C’est dans ce cadre, notait-il, que la BCC a mis en place des outils de surveillance pour une bonne règlementation bancaire, en s’appuyant sur trois importants leviers.
Premièrement, il y a le ratio imposé aux banques. A ce titre, une banque doit être solide et doit avoir de moyens financiers suffisants pour amortir les pertes qui peuvent subvenir. A ce jour, a indiqué Jean-Louis Kayembe, la BCC a exigé aux banques d’avoir un capital minimum de 30 millions de dollars américains et c’est en principe en 2021 que ce ratio devrait passer à 50 millions mais cette exigence a été reportée suite à la situation de crise que le monde traverse. Il existe aussi des exigences en matière de liquidité, de solvabilité que les banques doivent observer tout le temps pour assurer leur solidité, avait-il indiqué.
Le deuxième mécanisme de supervision prend en compte les missions de contrôles effectuées régulièrement dans les banques commerciales pour se rassurer de la santé financière d’une banque. «Quand nous remarquons qu’une chose ne marche pas dans une banque, nous donnons des injonctions pour remédier à cette situation», avait rappelé le Jean-Louis Kayembe.
Enfin, il y a les recommandations ou instructions de la BCC aux banques.

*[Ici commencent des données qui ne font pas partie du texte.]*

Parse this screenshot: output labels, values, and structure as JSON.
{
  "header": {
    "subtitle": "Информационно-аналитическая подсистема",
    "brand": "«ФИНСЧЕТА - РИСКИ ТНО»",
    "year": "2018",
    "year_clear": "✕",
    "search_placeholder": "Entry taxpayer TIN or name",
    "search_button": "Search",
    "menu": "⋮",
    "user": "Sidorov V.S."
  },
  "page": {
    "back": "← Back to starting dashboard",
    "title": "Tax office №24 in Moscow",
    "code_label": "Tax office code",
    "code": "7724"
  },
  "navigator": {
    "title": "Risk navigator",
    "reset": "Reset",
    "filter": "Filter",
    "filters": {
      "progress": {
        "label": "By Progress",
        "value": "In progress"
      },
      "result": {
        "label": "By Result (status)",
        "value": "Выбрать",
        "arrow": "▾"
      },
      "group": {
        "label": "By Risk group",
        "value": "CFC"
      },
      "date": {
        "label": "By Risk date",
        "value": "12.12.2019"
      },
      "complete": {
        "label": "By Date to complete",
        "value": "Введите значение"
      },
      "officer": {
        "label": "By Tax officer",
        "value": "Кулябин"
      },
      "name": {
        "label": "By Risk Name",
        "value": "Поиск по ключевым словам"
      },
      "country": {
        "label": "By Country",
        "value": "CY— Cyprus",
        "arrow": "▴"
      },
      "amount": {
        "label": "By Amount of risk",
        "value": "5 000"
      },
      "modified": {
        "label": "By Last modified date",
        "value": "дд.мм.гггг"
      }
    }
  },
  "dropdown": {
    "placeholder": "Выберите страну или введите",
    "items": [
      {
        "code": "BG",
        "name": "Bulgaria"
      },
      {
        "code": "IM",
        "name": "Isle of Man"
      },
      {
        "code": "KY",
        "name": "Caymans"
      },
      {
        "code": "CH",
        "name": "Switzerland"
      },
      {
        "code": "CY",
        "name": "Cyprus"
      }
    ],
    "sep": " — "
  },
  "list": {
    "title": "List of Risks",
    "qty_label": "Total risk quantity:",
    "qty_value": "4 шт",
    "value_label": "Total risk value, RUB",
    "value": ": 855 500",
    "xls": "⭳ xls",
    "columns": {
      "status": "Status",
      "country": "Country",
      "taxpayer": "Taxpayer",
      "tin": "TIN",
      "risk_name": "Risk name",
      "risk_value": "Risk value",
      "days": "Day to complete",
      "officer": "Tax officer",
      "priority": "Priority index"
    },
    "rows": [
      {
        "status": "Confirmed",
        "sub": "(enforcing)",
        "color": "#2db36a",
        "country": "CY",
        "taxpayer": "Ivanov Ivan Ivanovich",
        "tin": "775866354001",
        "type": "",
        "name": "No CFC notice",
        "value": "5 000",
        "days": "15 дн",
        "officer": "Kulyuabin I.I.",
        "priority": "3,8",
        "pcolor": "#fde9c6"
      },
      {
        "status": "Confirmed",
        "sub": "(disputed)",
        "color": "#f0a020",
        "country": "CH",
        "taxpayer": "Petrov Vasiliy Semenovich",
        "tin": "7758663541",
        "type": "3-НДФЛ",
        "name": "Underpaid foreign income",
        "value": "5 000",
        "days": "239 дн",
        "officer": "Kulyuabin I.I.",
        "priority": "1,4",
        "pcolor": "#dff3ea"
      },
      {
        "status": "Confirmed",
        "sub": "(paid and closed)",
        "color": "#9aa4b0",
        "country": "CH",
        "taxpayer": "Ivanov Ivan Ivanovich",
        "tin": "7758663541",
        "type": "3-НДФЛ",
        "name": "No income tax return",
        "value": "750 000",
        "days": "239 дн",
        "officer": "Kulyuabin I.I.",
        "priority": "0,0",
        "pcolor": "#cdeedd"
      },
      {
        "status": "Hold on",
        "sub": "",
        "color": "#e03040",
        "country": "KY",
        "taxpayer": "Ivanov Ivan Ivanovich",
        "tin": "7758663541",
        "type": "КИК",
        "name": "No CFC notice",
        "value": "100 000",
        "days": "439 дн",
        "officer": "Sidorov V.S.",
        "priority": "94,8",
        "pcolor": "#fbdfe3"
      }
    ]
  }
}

A ce niveau, la BCC a établi plusieurs instructions ou recommandations qui correspondent à chaque situation que peuvent rencontrer les banques ou les institutions de microfinance. Ces instructions constituent un guide.
A tout prendre, Jean-Louis Kayembe restait convaincu que «tout cet arsenal permet à la BCC de garder un œil sur les banques opérant en RDC ».
Avec la situation confuse qui prévaut à EquityBCDC, on espère que la BCC a déjà actionné ce mécanisme pour protéger l’épargne nationale.